The Covid-19 crisis calls for us not only to come together but to act in unison like never before. Pooling all available data, efforts, and resources for synergistic action will be paramount for a holistic response and recovery, as will collaboration on promoting economic inclusion, agricultural trade, sustainable and resilient food systems, preventing future animal-to-human disease outbreaks, and ensuring coordinated humanitarian action.
The pandemic is already generating an unprecedented impact on global and regional trade, with world merchandise trade in 2020 expected to fall by as much as 32 percent.
We need to ensure the compliance of trade requirements and improve efficiency in moving goods across borders. FAO aims to facilitate and increase international agricultural and food trade, with a focus on intraregional trade.
In addition, the prevention of future animal-to-human disease outbreaks requires coordination between stakeholders from all relevant sectors. This includes the health sector, as well national and local natural resource management and rural development, in order to address potential outbreaks in high-risk hotspots. To respond to these needs, FAO and the World Health Organisation (WHO) have recently strengthened the Joint FAO/WHO Centre. This Centre hosts the Codex Alimentarius Commission and unites expertise on zoonotic diseases from FAO, WHO and other global partners and coordination mechanisms, to build national capacities to predict, prevent and control zoonotic threats.
An effective food and agricultural response to the pandemic also calls for joint humanitarian action, particularly to improve the livelihoods of vulnerable smallholder and family farmers. We must thoughtfully and adequately increase collaboration and partnerships among and between United Nations’ entities, the private sector, civil society and key local actors. It is only if we all work hand in hand for greater coherence and efficiency that we can we achieve success on the ground.

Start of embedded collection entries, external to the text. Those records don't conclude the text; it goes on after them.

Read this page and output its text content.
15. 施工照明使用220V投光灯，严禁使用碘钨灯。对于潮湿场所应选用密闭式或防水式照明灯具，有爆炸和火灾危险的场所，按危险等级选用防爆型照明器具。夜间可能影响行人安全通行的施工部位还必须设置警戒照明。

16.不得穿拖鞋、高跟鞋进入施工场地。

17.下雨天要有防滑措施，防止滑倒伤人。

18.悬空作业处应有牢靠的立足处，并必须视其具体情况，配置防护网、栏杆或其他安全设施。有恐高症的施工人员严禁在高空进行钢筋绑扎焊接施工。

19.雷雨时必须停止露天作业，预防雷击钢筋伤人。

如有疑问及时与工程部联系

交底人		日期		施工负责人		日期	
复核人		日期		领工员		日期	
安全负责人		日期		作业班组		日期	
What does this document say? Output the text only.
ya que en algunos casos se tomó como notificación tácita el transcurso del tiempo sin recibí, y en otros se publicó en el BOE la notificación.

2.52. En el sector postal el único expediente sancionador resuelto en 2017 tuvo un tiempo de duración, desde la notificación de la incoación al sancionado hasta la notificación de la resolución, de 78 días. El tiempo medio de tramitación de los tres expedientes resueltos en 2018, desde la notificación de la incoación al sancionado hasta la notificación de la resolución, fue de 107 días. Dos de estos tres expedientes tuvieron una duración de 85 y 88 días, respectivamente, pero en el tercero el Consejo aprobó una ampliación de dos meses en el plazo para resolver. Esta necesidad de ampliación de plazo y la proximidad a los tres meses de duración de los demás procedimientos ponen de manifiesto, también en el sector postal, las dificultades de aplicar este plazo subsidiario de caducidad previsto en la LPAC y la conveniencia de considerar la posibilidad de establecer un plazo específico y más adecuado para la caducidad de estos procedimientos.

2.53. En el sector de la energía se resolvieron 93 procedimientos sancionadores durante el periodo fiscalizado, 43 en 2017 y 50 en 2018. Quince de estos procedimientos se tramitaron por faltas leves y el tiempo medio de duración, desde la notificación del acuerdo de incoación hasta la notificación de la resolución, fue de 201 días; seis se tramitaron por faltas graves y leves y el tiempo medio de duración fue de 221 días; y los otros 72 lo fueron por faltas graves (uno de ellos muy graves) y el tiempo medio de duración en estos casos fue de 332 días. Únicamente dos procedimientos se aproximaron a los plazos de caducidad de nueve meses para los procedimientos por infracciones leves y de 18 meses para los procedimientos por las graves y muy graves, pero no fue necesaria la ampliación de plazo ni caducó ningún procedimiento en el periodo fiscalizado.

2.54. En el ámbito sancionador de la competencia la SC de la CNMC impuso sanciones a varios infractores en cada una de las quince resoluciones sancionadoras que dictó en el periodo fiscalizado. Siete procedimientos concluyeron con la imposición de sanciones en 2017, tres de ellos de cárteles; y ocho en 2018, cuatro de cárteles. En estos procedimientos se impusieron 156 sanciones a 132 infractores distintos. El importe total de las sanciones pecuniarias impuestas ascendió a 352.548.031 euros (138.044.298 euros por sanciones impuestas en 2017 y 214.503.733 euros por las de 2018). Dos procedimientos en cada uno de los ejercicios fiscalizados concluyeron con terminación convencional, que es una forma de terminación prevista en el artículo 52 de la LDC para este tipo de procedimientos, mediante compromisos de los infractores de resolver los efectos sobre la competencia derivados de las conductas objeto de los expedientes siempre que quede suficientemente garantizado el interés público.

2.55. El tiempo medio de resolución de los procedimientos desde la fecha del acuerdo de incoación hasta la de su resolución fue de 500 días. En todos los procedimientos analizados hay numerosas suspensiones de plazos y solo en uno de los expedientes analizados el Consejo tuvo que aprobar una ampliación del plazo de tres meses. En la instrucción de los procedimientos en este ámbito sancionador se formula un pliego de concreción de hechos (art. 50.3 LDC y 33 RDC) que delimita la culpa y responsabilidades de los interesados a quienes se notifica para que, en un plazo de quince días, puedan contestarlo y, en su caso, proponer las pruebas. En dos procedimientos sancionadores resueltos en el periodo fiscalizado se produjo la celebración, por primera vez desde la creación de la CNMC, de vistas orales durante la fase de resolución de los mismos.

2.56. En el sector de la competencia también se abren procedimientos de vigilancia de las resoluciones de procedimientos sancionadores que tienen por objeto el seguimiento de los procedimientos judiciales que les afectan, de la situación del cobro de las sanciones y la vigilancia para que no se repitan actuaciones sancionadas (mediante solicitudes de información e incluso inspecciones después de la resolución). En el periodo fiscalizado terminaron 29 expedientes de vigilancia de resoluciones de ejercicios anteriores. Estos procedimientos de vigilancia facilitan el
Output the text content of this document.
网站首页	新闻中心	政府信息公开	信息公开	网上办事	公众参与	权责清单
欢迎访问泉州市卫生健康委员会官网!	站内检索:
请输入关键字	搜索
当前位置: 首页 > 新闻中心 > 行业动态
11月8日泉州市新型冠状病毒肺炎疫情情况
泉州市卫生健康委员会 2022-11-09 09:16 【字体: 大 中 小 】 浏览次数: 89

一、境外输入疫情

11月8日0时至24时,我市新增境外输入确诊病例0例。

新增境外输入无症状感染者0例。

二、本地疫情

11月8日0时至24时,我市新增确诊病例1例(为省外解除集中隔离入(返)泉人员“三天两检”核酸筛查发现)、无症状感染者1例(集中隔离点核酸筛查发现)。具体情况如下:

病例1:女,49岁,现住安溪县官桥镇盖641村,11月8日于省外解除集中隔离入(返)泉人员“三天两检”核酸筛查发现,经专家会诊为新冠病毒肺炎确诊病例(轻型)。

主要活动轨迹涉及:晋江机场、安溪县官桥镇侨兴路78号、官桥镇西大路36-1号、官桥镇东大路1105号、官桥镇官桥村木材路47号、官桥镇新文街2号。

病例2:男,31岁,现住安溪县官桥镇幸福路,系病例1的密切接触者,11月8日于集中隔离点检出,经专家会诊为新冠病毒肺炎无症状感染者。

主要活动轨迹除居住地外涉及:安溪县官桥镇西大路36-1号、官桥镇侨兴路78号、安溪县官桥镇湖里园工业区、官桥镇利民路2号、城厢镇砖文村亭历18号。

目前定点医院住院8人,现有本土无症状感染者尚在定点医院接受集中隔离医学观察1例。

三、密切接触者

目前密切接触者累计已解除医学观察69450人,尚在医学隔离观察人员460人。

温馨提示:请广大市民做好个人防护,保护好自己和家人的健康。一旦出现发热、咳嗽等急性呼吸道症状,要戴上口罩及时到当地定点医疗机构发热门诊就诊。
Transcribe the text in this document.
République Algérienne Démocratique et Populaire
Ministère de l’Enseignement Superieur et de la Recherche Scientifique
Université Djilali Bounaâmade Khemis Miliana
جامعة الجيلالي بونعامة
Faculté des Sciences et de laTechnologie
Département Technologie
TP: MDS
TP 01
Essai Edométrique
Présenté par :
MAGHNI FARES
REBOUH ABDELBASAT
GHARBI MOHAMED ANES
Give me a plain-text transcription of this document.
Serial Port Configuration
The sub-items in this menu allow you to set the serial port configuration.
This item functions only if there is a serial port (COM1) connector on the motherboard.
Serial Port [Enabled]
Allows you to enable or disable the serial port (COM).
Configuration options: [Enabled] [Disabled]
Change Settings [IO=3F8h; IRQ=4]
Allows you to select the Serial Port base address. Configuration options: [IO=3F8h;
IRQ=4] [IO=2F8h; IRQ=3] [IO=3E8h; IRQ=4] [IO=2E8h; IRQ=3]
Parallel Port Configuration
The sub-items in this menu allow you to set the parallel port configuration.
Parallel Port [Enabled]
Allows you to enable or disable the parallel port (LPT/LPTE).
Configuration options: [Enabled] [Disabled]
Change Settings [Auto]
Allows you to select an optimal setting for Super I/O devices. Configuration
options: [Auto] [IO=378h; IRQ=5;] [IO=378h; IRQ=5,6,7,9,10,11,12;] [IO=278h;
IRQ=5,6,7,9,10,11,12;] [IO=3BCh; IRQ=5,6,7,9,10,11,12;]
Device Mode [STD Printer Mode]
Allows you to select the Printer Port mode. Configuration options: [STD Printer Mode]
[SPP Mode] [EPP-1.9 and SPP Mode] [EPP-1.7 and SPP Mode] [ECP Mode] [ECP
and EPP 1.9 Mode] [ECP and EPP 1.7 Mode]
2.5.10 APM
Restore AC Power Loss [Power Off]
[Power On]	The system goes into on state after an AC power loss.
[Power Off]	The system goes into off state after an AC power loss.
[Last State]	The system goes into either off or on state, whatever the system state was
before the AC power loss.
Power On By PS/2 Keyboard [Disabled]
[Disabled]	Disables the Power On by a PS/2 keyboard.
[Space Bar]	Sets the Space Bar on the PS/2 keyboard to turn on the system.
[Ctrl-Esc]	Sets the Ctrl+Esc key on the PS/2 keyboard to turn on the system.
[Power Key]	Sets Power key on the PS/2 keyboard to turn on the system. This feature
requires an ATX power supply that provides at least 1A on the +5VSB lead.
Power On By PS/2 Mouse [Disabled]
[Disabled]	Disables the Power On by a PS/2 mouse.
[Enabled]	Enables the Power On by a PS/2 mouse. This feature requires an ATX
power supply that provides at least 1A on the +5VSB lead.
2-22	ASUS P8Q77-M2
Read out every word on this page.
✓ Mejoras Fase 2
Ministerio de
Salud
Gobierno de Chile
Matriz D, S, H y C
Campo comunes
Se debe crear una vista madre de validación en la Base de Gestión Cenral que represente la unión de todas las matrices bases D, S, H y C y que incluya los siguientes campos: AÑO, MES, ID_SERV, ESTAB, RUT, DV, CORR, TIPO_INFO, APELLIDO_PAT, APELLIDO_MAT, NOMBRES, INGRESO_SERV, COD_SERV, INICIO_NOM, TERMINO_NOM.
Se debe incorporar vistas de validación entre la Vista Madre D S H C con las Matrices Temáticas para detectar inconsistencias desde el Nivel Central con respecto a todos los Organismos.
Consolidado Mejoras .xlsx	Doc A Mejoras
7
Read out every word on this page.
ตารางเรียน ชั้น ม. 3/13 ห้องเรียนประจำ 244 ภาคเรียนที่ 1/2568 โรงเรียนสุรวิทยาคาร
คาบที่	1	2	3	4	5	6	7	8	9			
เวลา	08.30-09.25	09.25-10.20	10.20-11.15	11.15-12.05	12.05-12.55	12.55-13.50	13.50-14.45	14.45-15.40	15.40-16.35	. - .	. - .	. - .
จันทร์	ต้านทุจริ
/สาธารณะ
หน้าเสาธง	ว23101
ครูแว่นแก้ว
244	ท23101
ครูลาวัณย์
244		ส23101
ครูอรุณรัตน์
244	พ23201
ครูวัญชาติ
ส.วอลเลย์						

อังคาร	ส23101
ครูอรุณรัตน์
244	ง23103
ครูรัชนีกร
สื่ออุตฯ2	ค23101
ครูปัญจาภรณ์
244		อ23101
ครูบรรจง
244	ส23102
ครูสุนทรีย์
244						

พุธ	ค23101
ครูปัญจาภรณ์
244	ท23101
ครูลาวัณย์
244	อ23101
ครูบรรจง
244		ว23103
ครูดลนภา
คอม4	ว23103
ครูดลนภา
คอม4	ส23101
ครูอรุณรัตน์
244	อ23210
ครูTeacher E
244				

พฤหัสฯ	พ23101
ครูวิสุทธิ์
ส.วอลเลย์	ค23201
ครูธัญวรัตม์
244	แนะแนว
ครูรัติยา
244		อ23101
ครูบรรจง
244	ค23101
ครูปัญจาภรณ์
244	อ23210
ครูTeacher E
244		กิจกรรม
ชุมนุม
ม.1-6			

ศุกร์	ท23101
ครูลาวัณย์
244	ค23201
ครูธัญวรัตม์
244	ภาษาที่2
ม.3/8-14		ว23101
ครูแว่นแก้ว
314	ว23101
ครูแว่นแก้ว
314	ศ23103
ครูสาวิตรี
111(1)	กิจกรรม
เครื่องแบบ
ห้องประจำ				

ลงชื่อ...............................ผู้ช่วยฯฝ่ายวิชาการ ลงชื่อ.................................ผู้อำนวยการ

New investment strategies, digital technology and infrastructure innovation are essential to obtaining better data, increasing efficiency in food production and providing market access. In this regard, there are many solutions from the private sector that could be of great use to governments and international organizations, which can fine-tune their methods based on the private sector’s innovation-centric, results-oriented approach.
The prevention of food crises cannot wait until the health crisis is over, nor can we simply aim to return to the unacceptable levels of hunger and food insecurity witnessed before the pandemic. FAO is placing its convening power, real-time data, early warning systems and technical expertise at the world’s disposal. Together, we can help the most vulnerable, prevent further crises, increase resilience to shocks and accelerate the rebuilding of our food systems.
Together we can ensure a future in which everyone is well nourished. I invite you to join us and be part of the solution.